Both the recent Quad Summit and Prime Minister Narendra Modi’s bilateral meeting with US President Joe Biden focused heavily on technological collaboration.

Both countries agreed to resurrect the US-India High Technology Cooperation Group in early 2022 in order to accelerate high-tech commerce. However, the Quad discussions yielded more concrete results. Participants also agreed to build on the work of the working group established at Quad’s virtual summit in March to establish technology principles and standards, as well as an agreement among participating countries to continue the group’s work.
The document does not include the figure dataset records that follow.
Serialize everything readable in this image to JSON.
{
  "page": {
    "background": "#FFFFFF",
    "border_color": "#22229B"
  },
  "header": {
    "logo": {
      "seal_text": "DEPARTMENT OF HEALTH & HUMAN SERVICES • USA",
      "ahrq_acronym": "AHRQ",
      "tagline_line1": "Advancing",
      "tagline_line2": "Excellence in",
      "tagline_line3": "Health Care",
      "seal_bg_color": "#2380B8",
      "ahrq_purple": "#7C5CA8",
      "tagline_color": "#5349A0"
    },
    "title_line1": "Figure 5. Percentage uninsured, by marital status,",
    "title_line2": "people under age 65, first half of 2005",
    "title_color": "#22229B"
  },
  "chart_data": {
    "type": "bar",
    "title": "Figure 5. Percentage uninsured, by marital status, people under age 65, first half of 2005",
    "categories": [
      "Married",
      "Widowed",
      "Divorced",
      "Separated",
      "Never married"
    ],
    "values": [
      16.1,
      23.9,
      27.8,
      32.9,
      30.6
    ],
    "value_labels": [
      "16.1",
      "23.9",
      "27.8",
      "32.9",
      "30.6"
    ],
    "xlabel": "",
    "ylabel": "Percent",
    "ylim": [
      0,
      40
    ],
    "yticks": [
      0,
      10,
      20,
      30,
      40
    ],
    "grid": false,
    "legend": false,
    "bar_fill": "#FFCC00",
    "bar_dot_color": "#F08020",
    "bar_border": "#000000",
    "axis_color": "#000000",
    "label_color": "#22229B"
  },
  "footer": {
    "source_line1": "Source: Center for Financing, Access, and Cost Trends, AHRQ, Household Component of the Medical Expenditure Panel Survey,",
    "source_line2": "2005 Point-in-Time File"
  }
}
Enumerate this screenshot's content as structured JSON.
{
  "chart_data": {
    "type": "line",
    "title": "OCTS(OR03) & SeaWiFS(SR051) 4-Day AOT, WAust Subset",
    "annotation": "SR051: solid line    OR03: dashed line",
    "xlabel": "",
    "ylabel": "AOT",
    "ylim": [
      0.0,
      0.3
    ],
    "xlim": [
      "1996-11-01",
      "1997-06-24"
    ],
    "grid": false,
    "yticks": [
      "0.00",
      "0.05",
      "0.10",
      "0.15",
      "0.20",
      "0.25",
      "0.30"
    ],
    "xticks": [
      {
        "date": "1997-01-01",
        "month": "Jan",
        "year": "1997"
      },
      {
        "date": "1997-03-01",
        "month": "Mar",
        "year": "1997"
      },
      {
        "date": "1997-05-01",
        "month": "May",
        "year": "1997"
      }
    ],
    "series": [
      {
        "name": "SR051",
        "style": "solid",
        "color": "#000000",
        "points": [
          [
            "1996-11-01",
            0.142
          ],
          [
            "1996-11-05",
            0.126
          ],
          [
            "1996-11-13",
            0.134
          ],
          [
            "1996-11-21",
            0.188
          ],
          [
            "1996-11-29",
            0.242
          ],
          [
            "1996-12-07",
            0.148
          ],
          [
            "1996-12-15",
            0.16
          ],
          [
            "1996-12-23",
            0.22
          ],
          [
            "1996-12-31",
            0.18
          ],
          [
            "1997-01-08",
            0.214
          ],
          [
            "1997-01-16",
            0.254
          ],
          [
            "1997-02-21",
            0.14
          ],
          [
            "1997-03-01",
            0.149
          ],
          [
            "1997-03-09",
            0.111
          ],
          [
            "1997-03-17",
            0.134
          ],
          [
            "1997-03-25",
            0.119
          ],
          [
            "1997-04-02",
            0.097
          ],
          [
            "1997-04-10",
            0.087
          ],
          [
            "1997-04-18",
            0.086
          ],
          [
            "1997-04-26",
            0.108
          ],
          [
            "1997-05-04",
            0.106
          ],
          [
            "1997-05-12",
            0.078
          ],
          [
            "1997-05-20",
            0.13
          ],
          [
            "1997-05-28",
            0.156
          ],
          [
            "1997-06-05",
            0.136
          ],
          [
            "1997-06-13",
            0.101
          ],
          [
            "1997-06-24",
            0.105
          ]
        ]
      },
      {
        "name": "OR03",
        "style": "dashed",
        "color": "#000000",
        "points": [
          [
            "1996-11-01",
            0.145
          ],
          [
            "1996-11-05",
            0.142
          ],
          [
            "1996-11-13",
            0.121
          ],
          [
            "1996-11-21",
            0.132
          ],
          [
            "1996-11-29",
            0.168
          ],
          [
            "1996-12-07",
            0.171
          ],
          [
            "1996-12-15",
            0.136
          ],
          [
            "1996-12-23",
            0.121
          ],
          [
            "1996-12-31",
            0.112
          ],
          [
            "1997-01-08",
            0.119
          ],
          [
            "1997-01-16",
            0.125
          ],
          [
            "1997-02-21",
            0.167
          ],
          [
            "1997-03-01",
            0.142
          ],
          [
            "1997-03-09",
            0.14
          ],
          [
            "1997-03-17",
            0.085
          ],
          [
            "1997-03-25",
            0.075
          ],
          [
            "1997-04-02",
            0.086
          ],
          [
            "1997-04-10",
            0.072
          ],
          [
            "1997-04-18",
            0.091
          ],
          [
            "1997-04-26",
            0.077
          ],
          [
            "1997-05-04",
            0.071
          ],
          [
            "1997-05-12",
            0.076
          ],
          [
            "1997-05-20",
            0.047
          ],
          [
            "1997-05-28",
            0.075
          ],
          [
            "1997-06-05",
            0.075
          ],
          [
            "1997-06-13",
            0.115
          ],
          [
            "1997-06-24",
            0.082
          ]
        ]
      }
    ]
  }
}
One of the group’s main goals is to make it easier for emerging technologies such as biotechnology, semiconductors, and future communication technology to develop standards and collaborate. A major goal is to develop resilient technological supply chains. Bilateral and quadrilateral discussions focused on low-emissions technology and cybersecurity solutions.

From afar, these developments appear to be positive for India. Disruptive changes in China, on the other hand, make these objectives difficult to achieve.

The Chinese economy has recently been hit by a series of crises

 As a result of crackdowns on the entire platform economy, which includes online commerce, education, and food delivery services, as well as ride-sharing apps, Chinese tech stocks have lost nearly $1.5 trillion. Many of China’s problems are the result of its own actions.

Previously, the Chinese Communist Party’s (CCP’s) actions were viewed as reckless attempts to ensure that no new tech titans ever reached a size or scale that could threaten the CCP’s ironclad grip on power. However, China’s recent irrationality may have a logical basis. Despite the government’s increased support for hard and manufacturing sectors like 5 G/6 G, semiconductors, and batteries, the crackdown has only been applied to consumer technology.

We can expect a number of state-owned enterprises (SOEs) like ZTE, as well as state-supported and -controlled tech giants like Huawei, to emerge from the reorganised Chinese tech landscape, with an emphasis on strategic core technology. They’d make an effort to sway global markets. As a preview of what’s to come, China’s tech titans pushed their 5G products onto global markets. One group saw Chinese technology as a threat to national security, while the other saw it as a development opportunity. It was either that or choose a more expensive but less effective alternative while they caught up. As a result, India’s launch was postponed, and opportunity costs were incurred. However, as a result of this, several carriers are now said to be on track to develop indigenous technology in accordance with our rescheduled launch date.

The Quad’s success in high-tech collaboration is dependent on the four countries’ ability to leverage each other’s strengths and identify collaborations that increase domestic and global market appetite. If they are to compete with China’s single-minded, state-directed rivalry, they must respond quickly. Democracies will be crippled if they fall behind in these strategic emerging technologies that will power our future digitally driven economies.